This story on Chadwick Boseman and Michael B. Jordan from "Black Panther" is drawn from an interview conducted for the cover story of the January issue of TheWrap's Oscar magazine.
In "Black Panther," the characters played by Chadwick Boseman and Michael B. Jordan both vie for the throne of the fictional African country of Wakanda. Boseman's character, T'Challa, becomes king early in the film, but Jordan's Erik Killmonger shows up with his own claim to the crown, and defeats T'Challa to take over.
Strangely, Ryan Coogler's blockbuster hit film does not mark the first time that Jordan has succeeded Boseman in a position. While the two men never worked together prior to making "Black Panther," they both appeared in the ABC soap opera "All My Children" back in 2003 -- and they played the same character, with Jordan taking over when Boseman was fired for complaining about the part after only one week on the job.
While Boseman talked about his experience on the now-defunct soap in a Howard University last May, he and Jordan had never discussed the synchronicity of their daytime-drama days until we brought it up in a recent interview for a cover story in TheWrap's Oscar magazine.
"This is the first time anyone has ever asked about that!" Jordan said, laughing. "We've done this so much, and you're the guy, you're the one."
"I knew it was gonna happen today!" said Boseman, who also broke out laughing as soon as the question was posed.
"You did?" said Jordan. "Oh, man!"
"I was like, 'There's no way in the world it's not happening today.'"
The character they both played, Reggie Montgomery, was a disaffected teen who initially came across as little more than a stereotypical thug. Boseman, who was 26 at the time, was hired to create the part early in a career that also included guest appearances on "Third Watch," "Law & Order" and "ER" -- and he bristled at the stereotypical nature of the part.

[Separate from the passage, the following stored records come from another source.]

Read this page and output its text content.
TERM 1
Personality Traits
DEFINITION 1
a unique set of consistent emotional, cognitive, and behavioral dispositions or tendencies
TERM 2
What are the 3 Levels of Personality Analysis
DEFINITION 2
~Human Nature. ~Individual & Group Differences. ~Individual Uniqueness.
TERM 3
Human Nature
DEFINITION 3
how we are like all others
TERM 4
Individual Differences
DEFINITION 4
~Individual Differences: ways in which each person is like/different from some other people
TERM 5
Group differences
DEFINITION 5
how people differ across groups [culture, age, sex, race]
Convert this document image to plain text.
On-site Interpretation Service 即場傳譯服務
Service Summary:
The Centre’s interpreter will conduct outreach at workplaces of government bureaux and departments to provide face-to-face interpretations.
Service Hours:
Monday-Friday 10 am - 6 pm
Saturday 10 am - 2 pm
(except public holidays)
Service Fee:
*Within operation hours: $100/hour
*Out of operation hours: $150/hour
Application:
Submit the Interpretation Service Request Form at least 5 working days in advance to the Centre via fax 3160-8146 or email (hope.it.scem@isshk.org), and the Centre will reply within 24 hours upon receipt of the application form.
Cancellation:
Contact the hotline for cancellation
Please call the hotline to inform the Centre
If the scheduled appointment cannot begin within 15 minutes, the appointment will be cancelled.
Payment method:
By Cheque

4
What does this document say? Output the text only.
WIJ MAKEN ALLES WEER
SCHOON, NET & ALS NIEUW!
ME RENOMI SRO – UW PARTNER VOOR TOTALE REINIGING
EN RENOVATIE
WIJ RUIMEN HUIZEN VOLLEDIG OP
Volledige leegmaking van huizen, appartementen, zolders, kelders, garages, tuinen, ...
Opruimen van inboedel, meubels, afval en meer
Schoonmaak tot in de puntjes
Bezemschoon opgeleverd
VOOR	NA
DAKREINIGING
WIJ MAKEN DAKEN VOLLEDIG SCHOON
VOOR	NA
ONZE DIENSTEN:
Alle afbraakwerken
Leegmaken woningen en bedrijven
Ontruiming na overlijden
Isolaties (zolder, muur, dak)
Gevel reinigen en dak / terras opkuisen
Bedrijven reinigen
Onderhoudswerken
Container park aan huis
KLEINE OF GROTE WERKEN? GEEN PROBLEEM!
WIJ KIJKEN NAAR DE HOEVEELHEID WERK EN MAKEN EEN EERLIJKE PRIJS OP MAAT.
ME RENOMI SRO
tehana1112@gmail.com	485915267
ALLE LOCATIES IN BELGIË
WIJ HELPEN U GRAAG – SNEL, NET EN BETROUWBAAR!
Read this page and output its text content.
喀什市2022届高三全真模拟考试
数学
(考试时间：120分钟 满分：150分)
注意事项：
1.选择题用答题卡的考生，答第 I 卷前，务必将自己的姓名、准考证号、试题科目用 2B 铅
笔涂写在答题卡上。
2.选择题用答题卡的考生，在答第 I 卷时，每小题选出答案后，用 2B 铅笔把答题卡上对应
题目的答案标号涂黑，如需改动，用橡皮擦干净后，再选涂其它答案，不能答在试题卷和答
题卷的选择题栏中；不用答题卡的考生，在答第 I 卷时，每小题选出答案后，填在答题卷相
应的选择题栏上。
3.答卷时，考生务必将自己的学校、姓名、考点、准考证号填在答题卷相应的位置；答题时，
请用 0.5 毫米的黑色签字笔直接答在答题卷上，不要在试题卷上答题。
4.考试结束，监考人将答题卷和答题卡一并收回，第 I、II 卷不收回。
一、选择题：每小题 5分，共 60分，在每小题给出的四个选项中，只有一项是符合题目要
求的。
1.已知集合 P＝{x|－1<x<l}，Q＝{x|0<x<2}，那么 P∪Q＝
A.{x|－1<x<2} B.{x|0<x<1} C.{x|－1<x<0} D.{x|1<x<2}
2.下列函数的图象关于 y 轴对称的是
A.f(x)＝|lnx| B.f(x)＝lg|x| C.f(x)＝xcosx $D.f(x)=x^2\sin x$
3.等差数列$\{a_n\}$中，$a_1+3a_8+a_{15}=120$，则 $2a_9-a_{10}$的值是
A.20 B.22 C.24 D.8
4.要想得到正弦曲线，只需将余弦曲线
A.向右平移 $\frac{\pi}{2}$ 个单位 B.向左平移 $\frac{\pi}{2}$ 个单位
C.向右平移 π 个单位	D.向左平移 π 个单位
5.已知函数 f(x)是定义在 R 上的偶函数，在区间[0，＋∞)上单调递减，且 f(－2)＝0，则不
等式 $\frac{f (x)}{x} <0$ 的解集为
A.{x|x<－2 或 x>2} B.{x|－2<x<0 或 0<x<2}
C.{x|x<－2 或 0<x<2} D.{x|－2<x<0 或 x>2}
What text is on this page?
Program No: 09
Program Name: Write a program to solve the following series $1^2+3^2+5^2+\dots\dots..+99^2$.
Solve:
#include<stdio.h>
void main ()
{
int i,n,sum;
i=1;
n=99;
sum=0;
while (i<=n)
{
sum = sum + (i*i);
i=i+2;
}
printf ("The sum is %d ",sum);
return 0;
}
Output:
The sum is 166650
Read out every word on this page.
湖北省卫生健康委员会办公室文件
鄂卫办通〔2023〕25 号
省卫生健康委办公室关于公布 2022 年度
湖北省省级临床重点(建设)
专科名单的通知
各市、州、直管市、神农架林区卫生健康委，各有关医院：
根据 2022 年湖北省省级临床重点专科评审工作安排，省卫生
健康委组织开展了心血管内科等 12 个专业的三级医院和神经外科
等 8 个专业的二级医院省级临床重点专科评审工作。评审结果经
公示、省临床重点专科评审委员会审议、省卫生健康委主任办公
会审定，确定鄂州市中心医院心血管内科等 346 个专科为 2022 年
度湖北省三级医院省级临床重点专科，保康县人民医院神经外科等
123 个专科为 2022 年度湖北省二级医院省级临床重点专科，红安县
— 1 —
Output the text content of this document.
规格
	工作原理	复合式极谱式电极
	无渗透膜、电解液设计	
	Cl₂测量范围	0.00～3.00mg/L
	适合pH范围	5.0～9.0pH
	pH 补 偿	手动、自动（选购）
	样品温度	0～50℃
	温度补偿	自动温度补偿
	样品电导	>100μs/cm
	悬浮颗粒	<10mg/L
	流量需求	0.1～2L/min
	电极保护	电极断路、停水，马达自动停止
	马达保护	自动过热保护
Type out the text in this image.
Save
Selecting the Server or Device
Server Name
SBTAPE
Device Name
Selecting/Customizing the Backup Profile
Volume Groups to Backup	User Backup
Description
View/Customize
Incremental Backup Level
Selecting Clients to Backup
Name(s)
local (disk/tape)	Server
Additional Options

After a week on the job, he complained to the producers, who promptly dismissed him and brought in Jordan, then 16, who was coming off 12 episodes of the hugely influential HBO series "The Wire."
When they stopped laughing about the fact that somebody had brought up "All My Children," Jordan turned to his "Black Panther" costar. "Hey, you had him first, man," he said of the part of Reggie Montgomery. "What's up?"
Boseman laughed. "It's one of those things where you get a role, and you don't really know," he said. "When I got it, I was like, 'This is not part of my manifesto. This is not part of what I want to do. How can I make it work?' Because with a soap opera, you don't know the full scope of what's gonna happen -- you don't know where they're gonna take the character, because they don't always know where the character is going. And because of that, there's possibly room for me to adjust this and change it and make it so it's stereotypical on the page but not on the screen."
He nodded at Jordan. "'The Wire' could be viewed as stereotypical on the page, but all TV series that are worth their salt steal a little bit from 'The Wire' nowadays. It revolutionized series television. And this was not that."
"This was not that, God bless 'em," Boseman continued. "I remember going home and thinking, 'Do I say something to them about this? Do I just do it?' And I couldn't just do it. I had to voice my opinions and put my stamp on it. And the good thing about it was, it changed it a little bit for him."
"I was just thinking that as you were talking," said Jordan.
"It did!" said Boseman. "They said, 'You are too much trouble,' but they took my suggestions, or some of them. And for me, honestly, that's what this is about."
"That's awesome to hear," said Jordan. "It's so wild to hear you say that. I'm younger than Chad, and I was coming into 'All My Children' fresh off 'The Wire' -- wide open, still learning. I was playing this role not knowing that a lot of the things I was going through were because of what he'd already done for me.
"It's hard to speak in the moment about how things we do can affect other people. But this is a pure example, right here on the spot -- we ain't never talked about this before a day in our lives -- to understand how what people do now can directly affect what other people do in the future. And the work that we're doing on 'Black Panther' is hopefully doing the same thing for the next group of actors that are coming up, just like our predecessors opened up doors and made things easier for us."